The taxonomy needs to identify what is truly green and therefore consistent with climate targets, while being pragmatic about the length of the net-zero transition and the trade-offs that will have an impact for the next thirty years. Striking that balance over such a long time horizon is difficult and the threat of deviating from agreements is very real.
Cleaning EU consumption as much as EU production
While the EU has made significant progress in cleaning up its production, the same cannot be said of its consumption. This means that the EU may have, to some extent, ‘greened’ what it produces in its territory but it has outsourced the production of less-clean goods to countries outside its territory.
Recognising this, the EU proposes a carbon border adjustment mechanism, a tax at the borders for those imports that do not meet EU emission standards.
It will be challenging to do this within an increasingly unreliable global multilateral system and to do it with sufficient consideration for lower-income countries that maybe be disproportionately affected.
Ensure ambitious and sustained investment
Over the next decade, the EU will need to invest between 0.5% and 1% of GDP annually over and above what is already committed. Irrespective of how precise such estimates are, it is clear the EU’s investment needs are huge given the enormity of the task. The Recovery and Resilience Facility (RRF) provides sufficient help to countries for the next six years.

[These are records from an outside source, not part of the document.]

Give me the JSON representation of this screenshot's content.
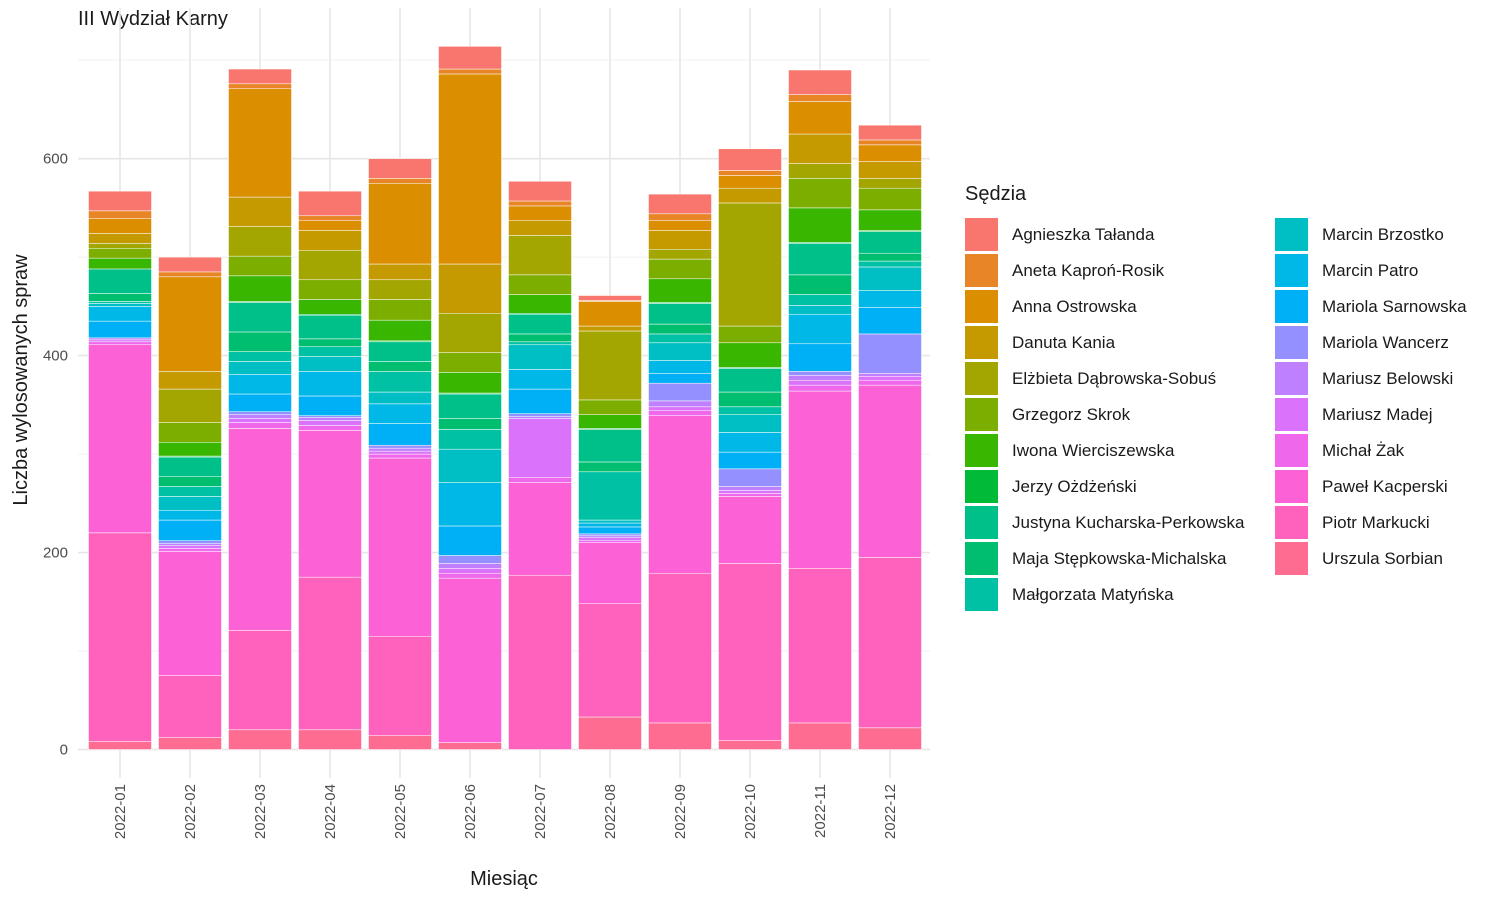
{
  "chart_data": {
    "type": "bar",
    "stacked": true,
    "title": "III Wydział Karny",
    "xlabel": "Miesiąc",
    "ylabel": "Liczba wylosowanych spraw",
    "ylim": [
      0,
      720
    ],
    "yticks": [
      0,
      200,
      400,
      600
    ],
    "grid": true,
    "legend_title": "Sędzia",
    "legend_position": "right",
    "categories": [
      "2022-01",
      "2022-02",
      "2022-03",
      "2022-04",
      "2022-05",
      "2022-06",
      "2022-07",
      "2022-08",
      "2022-09",
      "2022-10",
      "2022-11",
      "2022-12"
    ],
    "series": [
      {
        "name": "Urszula Sorbian",
        "color": "#FF6C91",
        "values": [
          8,
          12,
          20,
          20,
          14,
          7,
          0,
          33,
          27,
          9,
          27,
          22
        ]
      },
      {
        "name": "Piotr Markucki",
        "color": "#FF62BC",
        "values": [
          212,
          63,
          101,
          155,
          101,
          0,
          177,
          115,
          152,
          180,
          157,
          173
        ]
      },
      {
        "name": "Paweł Kacperski",
        "color": "#FC61D5",
        "values": [
          191,
          126,
          205,
          149,
          181,
          167,
          94,
          62,
          160,
          68,
          180,
          175
        ]
      },
      {
        "name": "Michał Żak",
        "color": "#EF67EB",
        "values": [
          3,
          3,
          6,
          5,
          4,
          5,
          5,
          2,
          5,
          3,
          6,
          5
        ]
      },
      {
        "name": "Mariusz Madej",
        "color": "#DB72FB",
        "values": [
          2,
          3,
          4,
          5,
          3,
          5,
          60,
          3,
          4,
          3,
          5,
          4
        ]
      },
      {
        "name": "Mariusz Belowski",
        "color": "#BF80FF",
        "values": [
          2,
          2,
          4,
          3,
          3,
          5,
          2,
          2,
          6,
          4,
          5,
          3
        ]
      },
      {
        "name": "Mariola Wancerz",
        "color": "#9590FF",
        "values": [
          0,
          3,
          3,
          2,
          3,
          8,
          3,
          2,
          18,
          18,
          4,
          40
        ]
      },
      {
        "name": "Mariola Sarnowska",
        "color": "#00B0F6",
        "values": [
          17,
          21,
          18,
          20,
          22,
          30,
          25,
          7,
          10,
          17,
          28,
          27
        ]
      },
      {
        "name": "Marcin Patro",
        "color": "#00B8E7",
        "values": [
          15,
          10,
          20,
          25,
          20,
          44,
          20,
          4,
          13,
          20,
          30,
          17
        ]
      },
      {
        "name": "Marcin Brzostko",
        "color": "#00BFC4",
        "values": [
          3,
          14,
          13,
          15,
          12,
          34,
          25,
          3,
          18,
          18,
          9,
          24
        ]
      },
      {
        "name": "Małgorzata Matyńska",
        "color": "#00C1A3",
        "values": [
          2,
          10,
          10,
          10,
          21,
          20,
          3,
          49,
          9,
          8,
          11,
          6
        ]
      },
      {
        "name": "Maja Stępkowska-Michalska",
        "color": "#00BE70",
        "values": [
          8,
          10,
          20,
          8,
          10,
          11,
          8,
          10,
          10,
          15,
          20,
          8
        ]
      },
      {
        "name": "Justyna Kucharska-Perkowska",
        "color": "#00C089",
        "values": [
          25,
          20,
          30,
          24,
          20,
          25,
          20,
          33,
          21,
          24,
          32,
          22
        ]
      },
      {
        "name": "Jerzy Ożdżeński",
        "color": "#00BA38",
        "values": [
          0,
          1,
          1,
          1,
          1,
          1,
          1,
          1,
          1,
          1,
          1,
          1
        ]
      },
      {
        "name": "Iwona Wierciszewska",
        "color": "#39B600",
        "values": [
          11,
          14,
          26,
          15,
          21,
          21,
          19,
          14,
          24,
          25,
          35,
          21
        ]
      },
      {
        "name": "Grzegorz Skrok",
        "color": "#7CAE00",
        "values": [
          10,
          20,
          20,
          20,
          21,
          20,
          20,
          15,
          20,
          17,
          30,
          22
        ]
      },
      {
        "name": "Elżbieta Dąbrowska-Sobuś",
        "color": "#A3A500",
        "values": [
          5,
          34,
          30,
          30,
          20,
          40,
          40,
          70,
          10,
          125,
          15,
          10
        ]
      },
      {
        "name": "Danuta Kania",
        "color": "#C49A00",
        "values": [
          10,
          18,
          30,
          20,
          16,
          50,
          15,
          5,
          19,
          15,
          30,
          17
        ]
      },
      {
        "name": "Anna Ostrowska",
        "color": "#DB8E00",
        "values": [
          15,
          96,
          110,
          10,
          82,
          193,
          15,
          25,
          10,
          13,
          33,
          17
        ]
      },
      {
        "name": "Aneta Kaproń-Rosik",
        "color": "#E88526",
        "values": [
          8,
          5,
          5,
          5,
          5,
          5,
          5,
          1,
          7,
          5,
          7,
          5
        ]
      },
      {
        "name": "Agnieszka Tałanda",
        "color": "#F8766D",
        "values": [
          20,
          15,
          15,
          25,
          20,
          23,
          20,
          5,
          20,
          22,
          25,
          15
        ]
      }
    ]
  }
}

But the current fiscal rules, established with the treaty of Maastricht, will also need to be reformed to sustain the large investments needed.

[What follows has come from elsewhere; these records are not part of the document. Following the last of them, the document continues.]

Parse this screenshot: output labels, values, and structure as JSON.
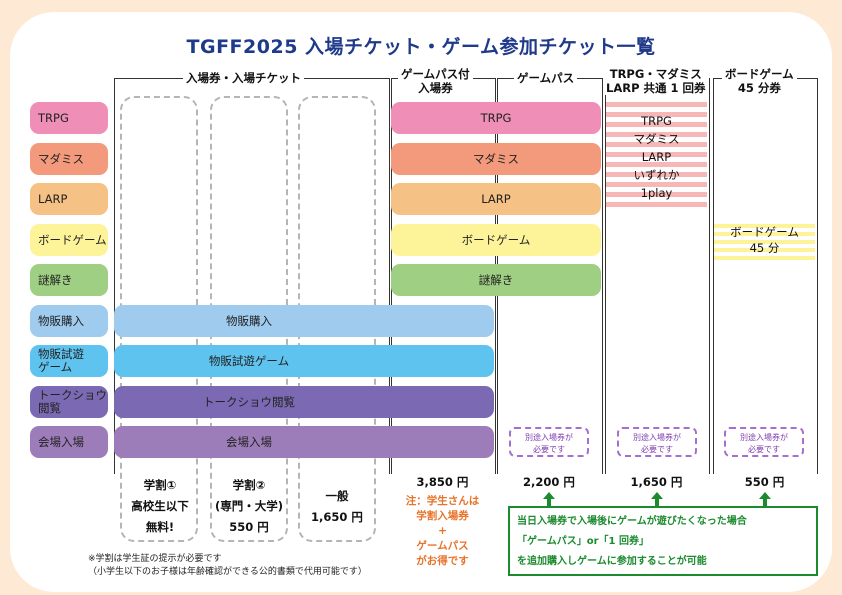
{
  "title": "TGFF2025 入場チケット・ゲーム参加チケット一覧",
  "columns": {
    "entry": "入場券・入場チケット",
    "gamepass_ticket": "ゲームパス付\n入場券",
    "gamepass": "ゲームパス",
    "single": "TRPG・マダミス\nLARP 共通 1 回券",
    "boardgame": "ボードゲーム\n45 分券"
  },
  "rows": [
    "TRPG",
    "マダミス",
    "LARP",
    "ボードゲーム",
    "謎解き",
    "物販購入",
    "物販試遊\nゲーム",
    "トークショウ\n閲覧",
    "会場入場"
  ],
  "bars": {
    "trpg": "TRPG",
    "madamis": "マダミス",
    "larp": "LARP",
    "boardgame": "ボードゲーム",
    "nazotoki": "謎解き",
    "buppan": "物販購入",
    "shiyu": "物販試遊ゲーム",
    "talk": "トークショウ閲覧",
    "entry": "会場入場"
  },
  "single_text": "TRPG\nマダミス\nLARP\nいずれか\n1play",
  "board_text": "ボードゲーム\n45 分",
  "separate_ticket": "別途入場券が\n必要です",
  "prices": {
    "student1": "学割①\n高校生以下\n無料!",
    "student2": "学割②\n(専門・大学)\n550 円",
    "general": "一般\n1,650 円",
    "gamepass_ticket": "3,850 円",
    "gamepass": "2,200 円",
    "single": "1,650 円",
    "boardgame": "550 円"
  },
  "student_note": "注：学生さんは\n学割入場券\n+\nゲームパス\nがお得です",
  "green_note": "当日入場券で入場後にゲームが遊びたくなった場合\n「ゲームパス」or「1 回券」\nを追加購入しゲームに参加することが可能",
  "footnote_1": "※学割は学生証の提示が必要です",
  "footnote_2": "（小学生以下のお子様は年齢確認ができる公的書類で代用可能です）",
  "colors": {
    "title": "#1f3a8a",
    "trpg": "#ef8fb7",
    "madamis": "#f39a7d",
    "larp": "#f6c184",
    "boardgame": "#fdf49a",
    "nazotoki": "#9fcf83",
    "buppan": "#9fcbee",
    "shiyu": "#5fc3ef",
    "talk": "#7b6ab3",
    "entry": "#9d7db9",
    "green": "#1c8b2f",
    "orange": "#e8732a"
  }
}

One approach put forward is a green golden rule, which will exempt green investment from European fiscal constraints. But this could give countries incentives to indulge in greenwashing: to overstate what is green to bypass the rules. An alternative could be a European Climate investment fund (akin to the loan component of the RRF), which may reduce the possibility of greenwashing, but does not redistribute and therefore does not help with debt legacy issues.
Currently 14 EU countries have debts above the 60% limit set by the Maastricht treaty, and seven have debts above 100%. Allowing countries to borrow to invest, whether through a golden rule or via a fund, does not address the question of whether countries can borrow to do so without derailing their fiscal position.
Moreover, the necessary pandemic fiscal expansion must be followed by a consolidation and it is investment that will be the first to suffer, jeopardising the green transition. If all countries are to advance at a minimum speed that is acceptable to all and is consistent with the very ambitious climate objectives, investment must not be compromised.
A set of fiscal rules that was ill-designed in an era when the role of fiscal policy was very different is no longer fit for purpose. As well as reforming this set of defunct rules, the EU must commit funds to greening the economy.
Ensure this is done in a fair and equitable way
The burden of adjustment towards a new cleaner and greener economy will inevitably have distributional consequences. The European Commission’s Just Transition Mechanism, a €19.2 billion fund, aims to address the social and economic effects of the transition. But a financial commitment, helpful though it is, is not the same as a promise to deal with those left behind by the pursuit of climate objectives.
It is inconsistent to argue that climate change represents an emergency without the appropriate institutional commitment to fighting it that can only come with a new Treaty. The EU can no longer invoke the political difficulties of agreeing on treaty changes and hope to sustain the objectives of a European Green Deal.